Это было настолько неожиданно-невероятным, насколько естественно-родным для обоих, и настолько же удивительно-прекрасным.
Что бы их не привело сюда или, неведомым образом, не забросило, об этом они двое с тех пор не думали, словно получив наконец милосердное отпущение непрощаемых грехов, как и перестали все время возвращаться воспоминаниями к тому, что послужило этому причиной. Мародерская кража одежды у покойника, отобранный у родителей ребенок. Успокивающе-тихонько шепчущая над головой листва заглушила все прежнее, терзавшее болью все равно, как бы рана не успевала немного поджить.
Сидеть привалившись к могучему стволу в пять обхватов, приобнимая друг друга и не спеша говорить, говорить, о том, о сем, обо всем, о чем так захотелось теперь рассказать, обсудить, услышать, стало счастьем, все глубже наполняющим лучистым светом душу, до самых темных, острых углов. И становилось все горячее тем же нежным теплом на сердце, что одного, что другого.
Руки стали тянуться, как к солнцу цветы, к рукам, пальцы их захотелось сплести, крепко и бережно, как плетут весною венки, один цветок к одному неразрывно.
- Это прозвучит крайне странно.
- Попробуй меня удивить. После всего, с чем мы столкнулись.
- Меня зовут Жан, а тебя?
- Жан?
- Что это тебя так удивило?
- Прости, но именно так я стал тебя называть про себя. А меня Джон. Ну и чего это ты, интересно, смеешься?
- Тоже прости, но так, не вслух, стал звать тебя я.
- А самое интересное, почему мы не поинтересовались этим раньше.
- Отличное имя, кстати.
- У тебя тоже, кстати же.
- А фамилия, не Смит ли?
- Нет, ты будешь потрясен, но нет.
- Да, не ожидал.
Посмеяться вместе с другом – радость огромная.
Посмеяться вдвоем с любимым человеком – великая отрада.

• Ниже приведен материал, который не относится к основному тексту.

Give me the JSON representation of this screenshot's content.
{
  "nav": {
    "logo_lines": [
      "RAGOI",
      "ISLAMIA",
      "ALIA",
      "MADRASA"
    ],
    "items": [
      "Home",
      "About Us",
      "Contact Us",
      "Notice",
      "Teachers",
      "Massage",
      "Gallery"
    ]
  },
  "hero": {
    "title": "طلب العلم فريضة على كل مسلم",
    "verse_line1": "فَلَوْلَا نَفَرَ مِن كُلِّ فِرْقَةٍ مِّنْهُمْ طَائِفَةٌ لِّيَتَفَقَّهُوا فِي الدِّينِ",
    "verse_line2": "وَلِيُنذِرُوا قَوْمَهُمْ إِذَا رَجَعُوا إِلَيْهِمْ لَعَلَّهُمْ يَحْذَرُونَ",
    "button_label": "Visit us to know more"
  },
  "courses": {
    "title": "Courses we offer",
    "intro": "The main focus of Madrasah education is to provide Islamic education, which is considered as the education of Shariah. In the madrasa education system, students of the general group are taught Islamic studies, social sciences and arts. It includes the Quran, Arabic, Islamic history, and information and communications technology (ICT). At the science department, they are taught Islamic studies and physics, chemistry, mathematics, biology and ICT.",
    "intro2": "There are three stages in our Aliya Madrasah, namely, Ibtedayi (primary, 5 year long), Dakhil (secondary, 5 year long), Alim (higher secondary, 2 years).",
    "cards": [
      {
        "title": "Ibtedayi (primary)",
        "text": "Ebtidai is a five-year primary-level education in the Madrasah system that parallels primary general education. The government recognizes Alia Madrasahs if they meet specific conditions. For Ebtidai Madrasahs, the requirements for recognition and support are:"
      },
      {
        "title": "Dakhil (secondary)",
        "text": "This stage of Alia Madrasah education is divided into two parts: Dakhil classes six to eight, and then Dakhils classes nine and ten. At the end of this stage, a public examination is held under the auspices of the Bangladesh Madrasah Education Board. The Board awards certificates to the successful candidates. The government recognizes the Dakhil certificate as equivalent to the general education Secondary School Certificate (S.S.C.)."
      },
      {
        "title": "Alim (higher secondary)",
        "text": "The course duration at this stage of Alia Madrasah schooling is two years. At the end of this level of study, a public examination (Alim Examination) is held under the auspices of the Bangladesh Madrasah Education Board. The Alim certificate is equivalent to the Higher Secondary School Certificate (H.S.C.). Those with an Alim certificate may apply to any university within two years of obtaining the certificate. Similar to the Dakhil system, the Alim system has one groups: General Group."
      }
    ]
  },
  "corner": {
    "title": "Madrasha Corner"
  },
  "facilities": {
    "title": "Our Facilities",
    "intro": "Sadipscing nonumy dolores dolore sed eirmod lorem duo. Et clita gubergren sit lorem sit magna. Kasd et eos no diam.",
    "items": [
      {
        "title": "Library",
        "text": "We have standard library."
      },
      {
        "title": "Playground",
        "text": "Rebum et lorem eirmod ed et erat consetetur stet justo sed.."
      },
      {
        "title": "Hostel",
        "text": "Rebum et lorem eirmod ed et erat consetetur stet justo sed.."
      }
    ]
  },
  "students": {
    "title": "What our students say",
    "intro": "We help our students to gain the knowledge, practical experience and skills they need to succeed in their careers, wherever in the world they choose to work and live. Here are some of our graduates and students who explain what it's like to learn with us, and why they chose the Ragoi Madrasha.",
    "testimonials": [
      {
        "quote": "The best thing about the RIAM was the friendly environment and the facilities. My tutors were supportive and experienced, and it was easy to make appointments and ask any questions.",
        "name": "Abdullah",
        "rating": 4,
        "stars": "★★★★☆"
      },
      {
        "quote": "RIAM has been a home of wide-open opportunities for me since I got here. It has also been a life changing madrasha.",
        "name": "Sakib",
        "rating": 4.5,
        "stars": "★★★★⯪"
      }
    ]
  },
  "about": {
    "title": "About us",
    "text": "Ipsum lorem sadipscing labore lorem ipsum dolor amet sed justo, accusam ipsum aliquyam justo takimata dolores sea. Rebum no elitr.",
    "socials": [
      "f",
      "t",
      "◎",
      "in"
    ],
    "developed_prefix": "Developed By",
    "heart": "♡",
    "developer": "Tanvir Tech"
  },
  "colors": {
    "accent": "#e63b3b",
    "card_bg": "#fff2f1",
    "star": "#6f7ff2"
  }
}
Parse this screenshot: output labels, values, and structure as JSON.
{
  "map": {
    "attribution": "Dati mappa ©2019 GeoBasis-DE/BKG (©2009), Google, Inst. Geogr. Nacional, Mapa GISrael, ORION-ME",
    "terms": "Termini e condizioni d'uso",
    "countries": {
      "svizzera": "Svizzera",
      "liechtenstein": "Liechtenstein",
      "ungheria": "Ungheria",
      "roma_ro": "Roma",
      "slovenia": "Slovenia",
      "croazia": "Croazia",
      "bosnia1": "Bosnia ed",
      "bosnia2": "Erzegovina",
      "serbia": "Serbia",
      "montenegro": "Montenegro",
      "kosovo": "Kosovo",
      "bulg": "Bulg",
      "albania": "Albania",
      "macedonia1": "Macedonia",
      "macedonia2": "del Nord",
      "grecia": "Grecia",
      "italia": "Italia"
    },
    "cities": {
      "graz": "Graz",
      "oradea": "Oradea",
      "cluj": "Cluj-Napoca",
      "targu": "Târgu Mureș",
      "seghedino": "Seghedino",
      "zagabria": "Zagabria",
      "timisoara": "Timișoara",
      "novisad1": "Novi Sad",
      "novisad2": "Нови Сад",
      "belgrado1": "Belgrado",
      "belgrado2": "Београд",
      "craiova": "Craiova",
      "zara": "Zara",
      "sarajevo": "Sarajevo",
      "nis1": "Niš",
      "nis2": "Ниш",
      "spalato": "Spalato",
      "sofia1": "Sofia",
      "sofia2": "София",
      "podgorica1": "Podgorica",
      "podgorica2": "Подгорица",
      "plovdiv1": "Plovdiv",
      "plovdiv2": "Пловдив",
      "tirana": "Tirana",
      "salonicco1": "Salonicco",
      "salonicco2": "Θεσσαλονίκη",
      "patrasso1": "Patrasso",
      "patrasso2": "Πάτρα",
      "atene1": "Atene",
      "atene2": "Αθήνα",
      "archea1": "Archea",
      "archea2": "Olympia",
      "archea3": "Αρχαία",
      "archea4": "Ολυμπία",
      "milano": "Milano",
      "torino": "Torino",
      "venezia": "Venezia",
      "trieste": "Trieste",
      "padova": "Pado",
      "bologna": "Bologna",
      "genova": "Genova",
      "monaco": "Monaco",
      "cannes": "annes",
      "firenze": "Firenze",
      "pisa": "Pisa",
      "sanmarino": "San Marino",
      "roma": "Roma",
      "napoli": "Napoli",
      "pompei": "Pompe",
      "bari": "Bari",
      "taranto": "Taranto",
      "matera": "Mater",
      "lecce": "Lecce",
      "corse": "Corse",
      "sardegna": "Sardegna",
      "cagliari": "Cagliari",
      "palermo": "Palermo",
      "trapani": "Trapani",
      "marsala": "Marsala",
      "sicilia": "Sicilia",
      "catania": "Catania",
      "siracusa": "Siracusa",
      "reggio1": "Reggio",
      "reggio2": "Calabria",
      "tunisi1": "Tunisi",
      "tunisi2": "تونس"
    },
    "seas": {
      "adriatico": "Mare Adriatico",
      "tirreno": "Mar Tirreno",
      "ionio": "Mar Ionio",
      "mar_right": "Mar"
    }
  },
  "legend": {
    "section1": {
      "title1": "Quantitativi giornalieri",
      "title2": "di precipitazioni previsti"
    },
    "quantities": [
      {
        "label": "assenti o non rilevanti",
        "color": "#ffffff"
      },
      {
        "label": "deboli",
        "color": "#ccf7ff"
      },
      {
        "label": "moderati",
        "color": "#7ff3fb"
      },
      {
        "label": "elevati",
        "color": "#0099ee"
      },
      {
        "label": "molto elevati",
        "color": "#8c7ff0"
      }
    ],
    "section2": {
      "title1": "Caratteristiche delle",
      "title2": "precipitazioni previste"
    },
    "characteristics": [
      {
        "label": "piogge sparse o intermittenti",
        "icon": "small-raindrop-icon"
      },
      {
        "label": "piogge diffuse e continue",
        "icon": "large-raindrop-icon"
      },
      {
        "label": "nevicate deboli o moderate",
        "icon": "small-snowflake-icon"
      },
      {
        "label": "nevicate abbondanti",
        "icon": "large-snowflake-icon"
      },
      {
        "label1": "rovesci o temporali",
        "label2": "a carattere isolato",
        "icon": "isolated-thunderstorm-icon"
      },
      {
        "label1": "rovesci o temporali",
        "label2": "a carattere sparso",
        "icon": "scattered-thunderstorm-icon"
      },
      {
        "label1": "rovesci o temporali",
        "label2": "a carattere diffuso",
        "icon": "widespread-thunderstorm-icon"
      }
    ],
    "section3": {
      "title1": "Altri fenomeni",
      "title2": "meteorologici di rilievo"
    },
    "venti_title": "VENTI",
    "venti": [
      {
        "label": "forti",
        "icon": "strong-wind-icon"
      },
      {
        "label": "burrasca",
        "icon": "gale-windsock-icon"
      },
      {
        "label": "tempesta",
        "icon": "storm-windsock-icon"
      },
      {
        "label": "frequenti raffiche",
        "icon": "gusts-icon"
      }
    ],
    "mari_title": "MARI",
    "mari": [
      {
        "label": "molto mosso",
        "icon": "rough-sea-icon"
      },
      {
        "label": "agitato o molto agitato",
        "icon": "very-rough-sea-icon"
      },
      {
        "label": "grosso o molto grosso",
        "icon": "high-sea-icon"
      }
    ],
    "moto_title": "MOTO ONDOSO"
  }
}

Отсмеявшись, обладатели обыкновенных до чрезвычайности имен, попавшие в обстоятельства настолько необычайные, что кто такому в своем уме поверит, оба разом увидели, что остров из серых камней в мгновение ока исчез и окружающая их бездонная, свинцового оттенка вода, стала морем сочной зелени трав, а вдалеке видны были приветливо помахавшие люди. Кого-то они узнали сразу, с первого взгляда, другие знакомыми, близкими никогда не были.
- Пойдем?
- Подожди…
И неудержимо рванулись вперед, слились напоследок, перед самым всего началом, губы, как до того вся их сущность, жизнь и смерть, сердца и души. Как всегда бывает, когда нечаянно встретятся две половинки души, прежде бывшей одной.